Emsal Mahkeme Kararı Kayseri Bölge Adliye Mahkemesi 6. Hukuk Dairesi 2022/2650 E. 2022/2598 K. 07.12.2022 T.

Görüntülediğiniz mahkeme kararı kesinleşmiş bir karardır.

T.C.
KAYSERİ
BÖLGE ADLİYE MAHKEMESİ
6. HUKUK DAİRESİ
ESAS NO: 2022/2650
KARAR NO: 2022/2598
T Ü R K M İ L L E T İ A D I N A
B Ö L G E A D L İ Y E M A H K E M E S İ K A R A R I
İNCELENEN KARARIN
MAHKEMESİ: KAYSERİ 1. ASLİYE TİCARET MAHKEMESİ
TARİHİ: 09/03/2022
ESAS NO: 2020/563
KARAR NO: 2022/205
DAVANIN KONUSU: Menfi Tespit
İSTİNAF KARAR TARİHİ: 07/12/2022
İSTİNAF KARAR YAZIM TARİHİ: 09/12/2022
TARAFLARIN İDDİA VE SAVUNMALARININ ÖZETİ:Davacı vekili dava dilekçesinde özetle; davalı tarafça icra takibi yapılmaksızın müvekkili aleyhine Kayseri 4. İcra Ceza Mahkemesi’nin 2019/297 esas 2019/644 karar sayılı dosyasından çekle ilgili karşılıksızdır işlemi yapılmasına sebebiyet verme suçundan dava açıldığını, icra ceza mahkemesinin yargılamasında şikayete konu edilen çek üzerindeki imzanın müvekkiline ait olmadığı hususunda imza incelemesi yapılmasını talep etmelerine rağmen müvekkili ile ilgisi bulunmayan bir emsal karar gerekçe gösterilmesi suretiyle imza incelemesi yapılmasına yer olmadığına karara verildiğini, müvekkilinin kendisine ait olmayan bir borcu ödemek zorunda bırakılmasının hakkaniyete aykırı olduğunu, müvekkili tarafından şikayet konusu yapılan icra ceza mahkemesine ait dosyada dava konusu yapılan … Şubesine ait … tarih 37.279,67-TL bedelli çek olduğu ve çekin altındaki imzanın kendisine ait olmadığının görüldüğünü, 01/10/2018 tarihinde müvekkiline ait 45 yaprak boş çek yaprağı çalındığını, bu konu ile ilgili Kayseri C. Başsavcılığı’na şikayette bulunulduğunu ve 2018/52398 sayılı dosyası üzerinden soruşturma yürütüldüğünü, icra takibine konu olan boş çek üzerindeki imzanın müvekkiline ait olmadığını, yapılacak imza incelemesi neticesinde bunun ortaya çıkacağını, çalınan çekler nedeniyle müvekkilinin fazlasıyla mağdur olduğunu, aleyhine Kayseri ve farklı illerden icra takipleri yapıldığını, bunlara karşılık müvekkilinin imzaya itiraz davası açtığını ve çeklerdeki imzaların müvekkiline ait olmadığına dair kararlar alındığını, öncelikle davaya konu çek aslının dosyaya kazandırılarak imza incelemesi yaptırılmasını, davanın kabulü ile dava ve şikayet konusu çek ile ilgili borçlu olmadığının tespitini, davalının haksız ve kötü niyetli davranışları nedeniyle aleyhine tazminata hükmedilmesini dava ve talep etmiştir.

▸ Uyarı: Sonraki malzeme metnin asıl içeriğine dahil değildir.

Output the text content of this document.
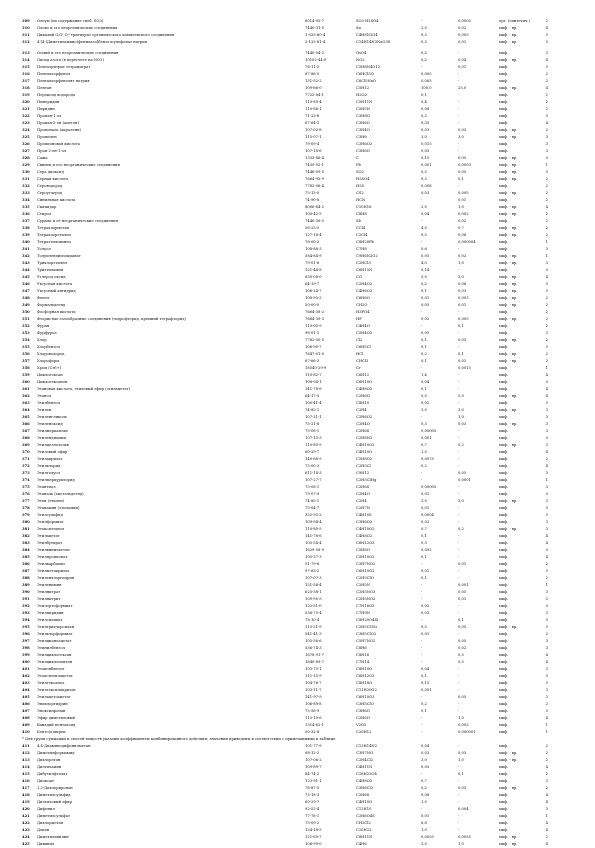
309	Олеум (на содержание своб. SO3)	8014-95-7	SO3·H2SO4	-	0,0005	орг. (синтетич.)	2
310	Олово и его неорганические соединения	7440-31-5	Sn	2,0	0,02	мкф. - вр.	4
311	Дикалий O,O',O''-тригидрат органического комплексного соединения	1-025-60-4	C4H8N2O4	0,3	0,005	мкф. - вр.	3
312	4-[4-(Диметиламино)фенилазо]бензолсульфонат натрия	2-125-81-4	C14H14N3NaO3S	0,5	0,01	мкф. - вр.	3
313	Осмий и его неорганические соединения	7440-04-2	OsO4	0,5	-	мкф.	3
314	Оксид азота (в пересчете на NO2)	10102-44-0	NO2	0,2	0,04	мкф. - вр.	4
315	Пентаэритрит тетранитрат	78-11-5	C5H8N4O12	-	0,01	мкф.	3
316	Пентахлорфенол	87-86-5	C6HCl5O	0,005	-	мкф.	2
317	Пентахлорфенолят натрия	131-52-2	C6Cl5NaO	0,005	-	мкф.	2
318	Пентан	109-66-0	C5H12	100,0	25,0	мкф. - вр.	4
319	Пероксид водорода	7722-84-1	H2O2	0,1	-	мкф.	2
320	Пиперидин	110-89-4	C5H11N	0,4	-	мкф.	2
321	Пиридин	110-86-1	C5H5N	0,08	-	мкф.	2
322	Пропан-1-ол	71-23-8	C3H8O	0,3	-	мкф.	3
323	Пропан-2-он (ацетон)	67-64-1	C3H6O	0,35	-	мкф.	4
324	Пропеналь (акролеин)	107-02-8	C3H4O	0,03	0,03	мкф. - вр.	2
325	Пропилен	115-07-1	C3H6	3,0	3,0	мкф. - вр.	3
326	Пропионовая кислота	79-09-4	C3H6O2	0,015	-	мкф.	3
327	Проп-2-ен-1-ол	107-18-6	C3H6O	0,05	-	мкф.	3
328	Сажа	1333-86-4	C	0,15	0,05	мкф. - вр.	3
329	Свинец и его неорганические соединения	7439-92-1	Pb	0,001	0,0003	мкф. - вр.	1
330	Сера диоксид	7446-09-5	SO2	0,5	0,05	мкф. - вр.	3
331	Серная кислота	7664-93-9	H2SO4	0,3	0,1	мкф. - вр.	2
332	Сероводород	7783-06-4	H2S	0,008	-	мкф.	2
333	Сероуглерод	75-15-0	CS2	0,03	0,005	мкф. - вр.	2
334	Синильная кислота	74-90-8	HCN	-	0,01	мкф.	2
335	Скипидар	8006-64-2	C10H16	2,0	1,0	мкф. - вр.	4
336	Стирол	100-42-5	C8H8	0,04	0,002	мкф. - вр.	2
337	Сурьма и её неорганические соединения	7440-36-0	Sb	-	0,02	мкф.	2
338	Тетрахлорметан	56-23-5	CCl4	4,0	0,7	мкф. - вр.	2
339	Тетрахлорэтилен	127-18-4	C2Cl4	0,5	0,06	мкф. - вр.	2
340	Тетраэтилсвинец	78-00-2	C8H20Pb	-	0,000004	мкф.	1
341	Толуол	108-88-3	C7H8	0,6	-	мкф.	3
342	Толуилендиизоцианат	584-84-9	C9H6N2O2	0,05	0,02	мкф. - вр.	1
343	Трихлорэтилен	79-01-6	C2HCl3	4,0	1,0	мкф. - вр.	3
344	Триэтиламин	121-44-8	C6H15N	0,14	-	мкф.	3
345	Углерод оксид	630-08-0	CO	5,0	3,0	мкф. - вр.	4
346	Уксусная кислота	64-19-7	C2H4O2	0,2	0,06	мкф. - вр.	3
347	Уксусный ангидрид	108-24-7	C4H6O3	0,1	0,03	мкф. - вр.	3
348	Фенол	108-95-2	C6H6O	0,01	0,003	мкф. - вр.	2
349	Формальдегид	50-00-0	CH2O	0,05	0,01	мкф. - вр.	2
350	Фосфорная кислота	7664-38-2	H3PO4	-	-	мкф.	2
351	Фтористые газообразные соединения (гидрофторид, кремний тетрафторид)	7664-39-3	HF	0,02	0,005	мкф. - вр.	2
352	Фуран	110-00-9	C4H4O	-	0,1	мкф.	2
353	Фурфурол	98-01-1	C5H4O2	0,05	-	мкф.	3
354	Хлор	7782-50-5	Cl2	0,1	0,03	мкф. - вр.	2
355	Хлорбензол	108-90-7	C6H5Cl	0,1	-	мкф.	3
356	Хлороводород	7647-01-0	HCl	0,2	0,1	мкф. - вр.	2
357	Хлороформ	67-66-3	CHCl3	0,1	0,03	мкф. - вр.	2
358	Хром (Cr6+)	18540-29-9	Cr	-	0,0015	мкф.	1
359	Циклогексан	110-82-7	C6H12	1,4	-	мкф.	4
360	Циклогексанон	108-94-1	C6H10O	0,04	-	мкф.	3
361	Этановая кислота, этиловый эфир (этилацетат)	141-78-6	C4H8O2	0,1	-	мкф.	4
362	Этанол	64-17-5	C2H6O	5,0	5,0	мкф. - вр.	4
363	Этилбензол	100-41-4	C8H10	0,02	-	мкф.	3
364	Этилен	74-85-1	C2H4	3,0	3,0	мкф. - вр.	3
365	Этиленгликоль	107-21-1	C2H6O2	-	1,0	мкф.	3
366	Этиленоксид	75-21-8	C2H4O	0,3	0,03	мкф. - вр.	3
367	Этилмеркаптан	75-08-1	C2H6S	0,00005	-	мкф.	3
368	Этилендиамин	107-15-3	C2H8N2	0,001	-	мкф.	3
369	Этилцеллозольв	110-80-5	C4H10O2	0,7	0,2	мкф. - вр.	3
370	Этиловый эфир	60-29-7	C4H10O	1,0	-	мкф.	4
371	Этилакрилат	140-88-5	C5H8O2	0,0075	-	мкф.	2
372	Этилхлорид	75-00-3	C2H5Cl	0,2	-	мкф.	4
373	Этилтолуол	611-14-3	C9H12	-	0,05	мкф.	3
374	Этилмеркурхлорид	107-27-7	C2H5ClHg	-	0,0001	мкф.	1
375	Этантиол	75-08-1	C2H6S	0,00005	-	мкф.	3
376	Этаналь (ацетальдегид)	75-07-0	C2H4O	0,01	-	мкф.	3
377	Этен (этилен)	74-85-1	C2H4	3,0	3,0	мкф. - вр.	3
378	Этанамин (этиламин)	75-04-7	C2H7N	0,01	-	мкф.	3
379	Этилсульфид	352-93-2	C4H10S	0,0004	-	мкф.	3
380	Этилформиат	109-94-4	C3H6O2	0,02	-	мкф.	3
381	Этоксиэтанол	110-80-5	C4H10O2	0,7	0,2	мкф. - вр.	3
382	Этилацетат	141-78-6	C4H8O2	0,1	-	мкф.	4
383	Этилбутират	105-54-4	C6H12O2	0,3	-	мкф.	4
384	Этилвинилкетон	1629-58-9	C5H8O	0,002	-	мкф.	3
385	Этилпропионат	105-37-3	C5H10O2	0,1	-	мкф.	4
386	Этилкарбамат	51-79-6	C3H7NO2	-	0,01	мкф.	2
387	Этилметакрилат	97-63-2	C6H10O2	0,01	-	мкф.	3
388	Этиленхлоргидрин	107-07-3	C2H5ClO	0,1	-	мкф.	2
389	Этиленимин	151-56-4	C2H5N	-	0,001	мкф.	1
390	Этилнитрат	625-58-1	C2H5NO3	-	0,05	мкф.	3
391	Этилнитрит	109-95-5	C2H5NO2	-	0,01	мкф.	2
392	Этилортоформиат	122-51-0	C7H16O3	0,02	-	мкф.	3
393	Этилпиридин	536-75-4	C7H9N	0,03	-	мкф.	3
394	Этилсиликат	78-10-4	C8H20O4Si	-	0,1	мкф.	3
395	Этилтрихлорсилан	115-21-9	C2H5Cl3Si	0,5	0,05	мкф. - вр.	3
396	Этилхлорформиат	541-41-3	C3H5ClO2	0,01	-	мкф.	2
397	Этилцианоацетат	105-56-6	C5H7NO2	-	0,05	мкф.	3
398	Этинилбензол	536-74-3	C8H6	-	0,02	мкф.	3
399	Этилциклогексан	1678-91-7	C8H16	-	0,5	мкф.	4
400	Этилциклопентан	1640-89-7	C7H14	-	0,5	мкф.	4
401	Этоксибензол	103-73-1	C8H10O	0,04	-	мкф.	3
402	Этоксиэтилацетат	111-15-9	C6H12O3	0,1	-	мкф.	3
403	Этилгексанол	104-76-7	C8H18O	0,15	-	мкф.	3
404	Этилгексилакрилат	103-11-7	C11H20O2	0,001	-	мкф.	3
405	Этилацетоацетат	141-97-9	C6H10O3	-	0,05	мкф.	3
406	Эпихлоргидрин	106-89-8	C3H5ClO	0,2	-	мкф.	2
407	Эпоксипропан	75-56-9	C3H6O	0,1	-	мкф.	3
408	Эфир диметиловый	115-10-6	C2H6O	-	1,0	мкф.	4
409	Ванадий пентоксид	1314-62-1	V2O5	-	0,002	мкф.	1
410	Бензо(а)пирен	50-32-8	C20H12	-	0,000001	мкф.	1
* Для групп суммации и смесей веществ указаны коэффициенты комбинированного действия; значения приведены в соответствии с примечаниями к таблице.
411	4,4-Диаминодифенилметан	101-77-9	C13H14N2	0,04	-	мкф.	2
412	Диметилформамид	68-12-2	C3H7NO	0,03	0,03	мкф. - вр.	2
413	Дихлорэтан	107-06-2	C2H4Cl2	3,0	1,0	мкф. - вр.	2
414	Диэтиламин	109-89-7	C4H11N	0,05	-	мкф.	4
415	Дибутилфталат	84-74-2	C16H22O4	-	0,1	мкф.	2
416	Диоксан	123-91-1	C4H8O2	0,7	-	мкф.	3
417	1,2-Дихлорпропан	78-87-5	C3H6Cl2	0,2	0,03	мкф. - вр.	2
418	Диметилсульфид	75-18-3	C2H6S	0,08	-	мкф.	4
419	Диэтиловый эфир	60-29-7	C4H10O	1,0	-	мкф.	4
420	Дифенил	92-52-4	C12H10	-	0,004	мкф.	3
421	Диметилсульфат	77-78-1	C2H6O4S	0,01	-	мкф.	1
422	Дихлорметан	75-09-2	CH2Cl2	8,8	-	мкф.	4
423	Декан	124-18-5	C10H22	1,0	-	мкф.	4
424	Диметиланилин	121-69-7	C8H11N	0,0055	0,0055	мкф. - вр.	2
425	Дивинил	106-99-0	C4H6	3,0	1,0	мкф. - вр.	4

CEVAP : Davalı vekili dosyaya sunduğu cevap dilekçesinde; davacı …’in, müvekkil şirketten bir takım ürünler satın aldığını, ürünlerin faturasının mevcut olduğunu, alınan ürünlerin karşılığında davacı … tarafından … Şubesine ait …seri numaralı 31.01.2019 keşide tarihli ve keşide yeri Kayseri olan 37.229,67 TL bedelli çekin müvekkiline verildiğini, 31.01.2019 tarihinde banka şubesine bu çekin ibraz edildiğini, karşılıksız bedelden bankanın sorumluluğu olan miktarın müvekkiline ödenerek 35.199,67-TL’lik kısmın karşılıksız olduğunun bildirildiğini, şerhi düşürüldüğünü ve çekin müvekkiline iade edildiğini, çekin bulunduğu bankaya müzekkere yazılarak davacının bankada bulunan imza sirküsü ile ödenen diğer çeklerin suretlerinin getirtilmesi halinde imza benzerliklerinin ortaya çıkacağını, davacının iddialarının soyut ve mesnetsiz olduğunu, çekin karşılıksız olduğunun görülmesi üzerine, karşılıksız çek keşide etmek suçundan davacı hakkında şikayette bulunulduğunu, Kayseri 4. İcra Ceza Mahkemesinin 2019/297 esas sayılı dosyasında yapılan yargılama sonucunda … ‘çekle ilgili karşılıksızdır işlemi yapılmasına sebebiyet verme’ suçundan cezalandırıldığını, …’in istinaf başvurusunun bam tarafından reddedildiğini ve ‘çekle ilgili karşılıksızdır işlemi yapılmasına sebebiyet verme’ suçundan dolayı cezalandırılmasına yönelik hükmün kesinleştiğini, kesinleşmiş ceza mahkemesi kararlarının hukuk mahkemesini bağlayıcılığı olduğunu, ayrıca İİK 72. maddesi gereğince söz konusu Menfi Tespit Davasının zaman aşımına uğradığından bahisle haksız ve kötü niyetli açılan davanın reddine, alacağın %20’sinden az olmamak üzere tazminata hükmedilmesini talep etmiştir.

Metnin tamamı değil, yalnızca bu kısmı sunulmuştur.